- Starbucks consistently raises dividends, and can afford to
- Starbucks grows about 15% per year and is expanding into tea, beer and wine
- What Starbucks really sells is time, time to work and time to meet.
Starbucks stock is a great long-term holding.
Since going public in 1992, Starbucks stock is up 16,000% and has split five times, the most recent being just last year, shortly after I became a buyer. Starbucks (NASDAQ:SBUX) began paying a 5 cent/share dividend in 2010 and that has since grown 400%. My Starbucks stock position showing a gain of about 50% in just two years.
It’s the kind of stock you can reliably buy on a dip, like the one we’re now experiencing. It last traded at its current level in early September, which followed a drop during the August market rout to $50.30. The November high is about $63.50. The price on February 9 was about $54.50, so you’re looking at higher lows and higher highs since the last market fall – that’s always a good sign.
But this is not a stock you should buy today and sell tomorrow. Starbucks is a stock you buy and let mellow in your portfolio, a solid long-term growth holding.
Starbucks usually grows revenues at 15% per year, bringing nearly 15% of that revenue to the net income line. During the 2015 fiscal year, which ended in September, the company was able to cover its 68 cents in dividends nearly three times, with net income of $1.82/share.

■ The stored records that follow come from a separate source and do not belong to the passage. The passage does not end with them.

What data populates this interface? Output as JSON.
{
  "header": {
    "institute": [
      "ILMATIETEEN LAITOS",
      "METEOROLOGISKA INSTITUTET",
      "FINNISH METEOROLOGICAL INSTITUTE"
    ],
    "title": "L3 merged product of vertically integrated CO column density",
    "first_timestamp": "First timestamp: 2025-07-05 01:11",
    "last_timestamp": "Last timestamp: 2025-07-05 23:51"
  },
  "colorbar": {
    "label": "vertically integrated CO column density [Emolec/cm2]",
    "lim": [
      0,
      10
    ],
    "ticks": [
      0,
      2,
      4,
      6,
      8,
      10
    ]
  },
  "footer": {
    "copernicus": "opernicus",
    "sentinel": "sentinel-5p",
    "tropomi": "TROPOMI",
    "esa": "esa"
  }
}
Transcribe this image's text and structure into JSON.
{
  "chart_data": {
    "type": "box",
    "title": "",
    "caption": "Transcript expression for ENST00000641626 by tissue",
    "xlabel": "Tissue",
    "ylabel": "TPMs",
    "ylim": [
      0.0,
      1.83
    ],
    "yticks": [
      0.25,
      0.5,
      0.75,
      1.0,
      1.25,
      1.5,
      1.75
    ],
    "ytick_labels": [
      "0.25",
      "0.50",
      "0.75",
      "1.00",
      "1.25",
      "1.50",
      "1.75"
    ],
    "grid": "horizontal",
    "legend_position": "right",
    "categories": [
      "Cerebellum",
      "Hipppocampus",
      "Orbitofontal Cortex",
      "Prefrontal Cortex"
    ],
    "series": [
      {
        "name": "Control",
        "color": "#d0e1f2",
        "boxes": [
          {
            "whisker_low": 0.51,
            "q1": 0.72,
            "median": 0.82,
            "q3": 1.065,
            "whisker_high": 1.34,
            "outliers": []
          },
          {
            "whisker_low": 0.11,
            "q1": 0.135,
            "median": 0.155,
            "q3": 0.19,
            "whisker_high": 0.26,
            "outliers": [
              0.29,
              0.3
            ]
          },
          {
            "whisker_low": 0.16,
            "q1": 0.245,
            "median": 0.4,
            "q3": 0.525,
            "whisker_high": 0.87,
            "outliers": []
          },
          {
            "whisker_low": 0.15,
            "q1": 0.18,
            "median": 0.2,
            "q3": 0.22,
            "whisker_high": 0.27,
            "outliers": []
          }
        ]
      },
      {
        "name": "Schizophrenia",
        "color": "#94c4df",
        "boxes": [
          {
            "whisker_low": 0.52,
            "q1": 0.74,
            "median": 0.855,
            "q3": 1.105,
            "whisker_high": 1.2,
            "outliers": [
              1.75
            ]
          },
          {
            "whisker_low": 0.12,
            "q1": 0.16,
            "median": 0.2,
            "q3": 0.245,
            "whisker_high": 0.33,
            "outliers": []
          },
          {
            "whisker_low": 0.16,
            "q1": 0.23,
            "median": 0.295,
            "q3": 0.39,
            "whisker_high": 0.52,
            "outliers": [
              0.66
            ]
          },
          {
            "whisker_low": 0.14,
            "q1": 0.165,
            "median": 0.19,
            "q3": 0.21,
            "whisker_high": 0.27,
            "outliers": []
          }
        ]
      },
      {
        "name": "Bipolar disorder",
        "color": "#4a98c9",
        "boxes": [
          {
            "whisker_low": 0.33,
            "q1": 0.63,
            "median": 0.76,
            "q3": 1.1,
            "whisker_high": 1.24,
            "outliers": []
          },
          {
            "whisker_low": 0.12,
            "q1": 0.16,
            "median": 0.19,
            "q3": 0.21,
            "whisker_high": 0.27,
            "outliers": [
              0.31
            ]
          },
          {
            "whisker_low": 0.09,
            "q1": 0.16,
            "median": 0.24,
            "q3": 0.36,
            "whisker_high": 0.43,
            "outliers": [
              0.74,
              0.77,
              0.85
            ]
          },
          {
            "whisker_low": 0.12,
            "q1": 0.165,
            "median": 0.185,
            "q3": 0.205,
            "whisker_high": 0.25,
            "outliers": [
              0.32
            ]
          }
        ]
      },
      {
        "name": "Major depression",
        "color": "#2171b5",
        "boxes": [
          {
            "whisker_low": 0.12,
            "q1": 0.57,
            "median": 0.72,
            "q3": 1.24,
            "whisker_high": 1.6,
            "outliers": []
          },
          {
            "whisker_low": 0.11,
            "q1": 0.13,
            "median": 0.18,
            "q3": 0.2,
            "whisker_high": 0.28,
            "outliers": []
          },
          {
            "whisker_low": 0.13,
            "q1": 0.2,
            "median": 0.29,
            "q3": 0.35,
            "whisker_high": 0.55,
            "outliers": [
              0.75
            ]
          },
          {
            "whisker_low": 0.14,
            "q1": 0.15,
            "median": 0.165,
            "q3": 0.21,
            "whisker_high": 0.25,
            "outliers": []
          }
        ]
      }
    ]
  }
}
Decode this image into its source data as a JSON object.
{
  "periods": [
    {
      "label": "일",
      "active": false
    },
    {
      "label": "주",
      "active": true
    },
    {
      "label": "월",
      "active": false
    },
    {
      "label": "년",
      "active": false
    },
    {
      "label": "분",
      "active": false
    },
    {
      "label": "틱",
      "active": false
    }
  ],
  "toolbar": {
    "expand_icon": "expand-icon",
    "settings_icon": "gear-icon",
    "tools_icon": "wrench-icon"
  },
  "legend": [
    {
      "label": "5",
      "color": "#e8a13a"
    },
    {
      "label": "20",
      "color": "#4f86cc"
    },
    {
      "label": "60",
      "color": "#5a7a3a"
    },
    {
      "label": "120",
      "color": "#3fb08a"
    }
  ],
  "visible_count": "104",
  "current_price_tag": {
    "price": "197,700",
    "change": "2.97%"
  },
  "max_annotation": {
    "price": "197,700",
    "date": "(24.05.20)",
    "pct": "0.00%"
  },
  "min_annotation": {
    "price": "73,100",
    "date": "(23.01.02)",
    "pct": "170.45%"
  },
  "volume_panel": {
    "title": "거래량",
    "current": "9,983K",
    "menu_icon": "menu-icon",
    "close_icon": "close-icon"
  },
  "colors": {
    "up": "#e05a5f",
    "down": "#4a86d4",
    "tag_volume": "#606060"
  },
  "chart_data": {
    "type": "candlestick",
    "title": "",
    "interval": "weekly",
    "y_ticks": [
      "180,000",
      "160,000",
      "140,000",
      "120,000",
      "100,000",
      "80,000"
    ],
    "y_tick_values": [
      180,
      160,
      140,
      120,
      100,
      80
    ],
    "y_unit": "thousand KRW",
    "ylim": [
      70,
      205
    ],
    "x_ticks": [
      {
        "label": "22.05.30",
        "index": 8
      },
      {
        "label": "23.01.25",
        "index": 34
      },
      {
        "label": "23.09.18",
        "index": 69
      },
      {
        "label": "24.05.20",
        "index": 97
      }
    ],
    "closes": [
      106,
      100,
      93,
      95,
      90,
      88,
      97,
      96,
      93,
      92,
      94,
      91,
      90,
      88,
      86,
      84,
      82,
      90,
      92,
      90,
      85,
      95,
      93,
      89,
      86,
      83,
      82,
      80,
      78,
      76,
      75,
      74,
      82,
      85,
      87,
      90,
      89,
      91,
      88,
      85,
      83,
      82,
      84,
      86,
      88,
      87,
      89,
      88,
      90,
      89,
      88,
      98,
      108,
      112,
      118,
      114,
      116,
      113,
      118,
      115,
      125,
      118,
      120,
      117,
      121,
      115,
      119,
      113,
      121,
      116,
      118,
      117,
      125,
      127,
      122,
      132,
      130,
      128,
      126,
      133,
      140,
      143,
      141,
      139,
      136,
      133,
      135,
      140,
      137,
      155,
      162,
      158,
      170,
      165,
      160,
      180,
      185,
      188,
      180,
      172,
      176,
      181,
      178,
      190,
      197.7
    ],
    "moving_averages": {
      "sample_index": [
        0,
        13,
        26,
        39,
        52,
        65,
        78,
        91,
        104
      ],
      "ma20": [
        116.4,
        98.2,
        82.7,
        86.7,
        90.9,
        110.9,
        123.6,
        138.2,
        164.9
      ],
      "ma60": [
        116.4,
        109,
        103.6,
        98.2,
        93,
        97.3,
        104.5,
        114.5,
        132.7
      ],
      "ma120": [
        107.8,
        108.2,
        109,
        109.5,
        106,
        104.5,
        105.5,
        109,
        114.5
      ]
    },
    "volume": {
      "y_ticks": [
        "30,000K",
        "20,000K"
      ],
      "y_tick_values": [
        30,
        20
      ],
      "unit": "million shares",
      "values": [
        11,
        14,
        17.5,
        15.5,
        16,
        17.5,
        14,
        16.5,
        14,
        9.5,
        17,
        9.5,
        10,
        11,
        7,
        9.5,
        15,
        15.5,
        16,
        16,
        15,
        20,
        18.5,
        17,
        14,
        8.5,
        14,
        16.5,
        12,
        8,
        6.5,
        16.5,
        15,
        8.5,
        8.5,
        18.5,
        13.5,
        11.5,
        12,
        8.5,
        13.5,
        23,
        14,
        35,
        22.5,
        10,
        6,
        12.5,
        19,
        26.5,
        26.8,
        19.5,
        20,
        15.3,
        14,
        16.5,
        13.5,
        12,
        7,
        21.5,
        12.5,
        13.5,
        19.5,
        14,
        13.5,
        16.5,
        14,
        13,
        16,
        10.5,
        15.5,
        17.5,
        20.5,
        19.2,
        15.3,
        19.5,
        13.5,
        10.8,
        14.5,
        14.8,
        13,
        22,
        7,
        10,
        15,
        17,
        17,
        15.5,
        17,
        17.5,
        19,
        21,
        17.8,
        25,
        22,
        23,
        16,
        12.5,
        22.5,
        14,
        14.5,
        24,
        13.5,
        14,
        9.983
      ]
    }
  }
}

That’s one key point about Starbucks – since it started paying dividends, it has grown them consistently. 2015 dividend was nearly double what was paid in 2012, and during the year the rate was raised again, and it should pay 80 cents this fiscal year. When you have an accelerating dividend the current yield, about 1.5%, becomes less important than the relative yield you can expect later.
To call Starbucks a coffee shop is like calling Coca Cola (NYSE:KO) a company that makes sugar water. The company is selling a loyalty experience. I am often amazed at the crowds on the couches at my local Starbucks because there are many other coffee shops nearby and they also have free WiFi. But Starbucks is great at getting people served fast, and its loyalty program gives it immense insight into what its customers want.
That’s why Starbucks has been expanding into other types of beverages and snacks, with beer and wine at many locations during the evening, and the Teavana chain expanding its line of fine teas in the afternoon. For Americans, it’s a home away from home, and when they’re on the road it performs the function that American Express (NYSE:AXP) performed for travelers 80 years ago. For those international drinkers, it’s also a real taste of America, again, like Coca-Cola was in the 1940s. It represents safety and security in a troubled world.
That’s a lot to offer for just $5, which is what the average Starbucks drink goes for these days. It’s time, time for meeting, time for working, and time is worth paying for.
If you’ve got the time to wait on an investment, for as little as a few years or even decades, Starbucks stock is something you should buy on the dips and hold on to.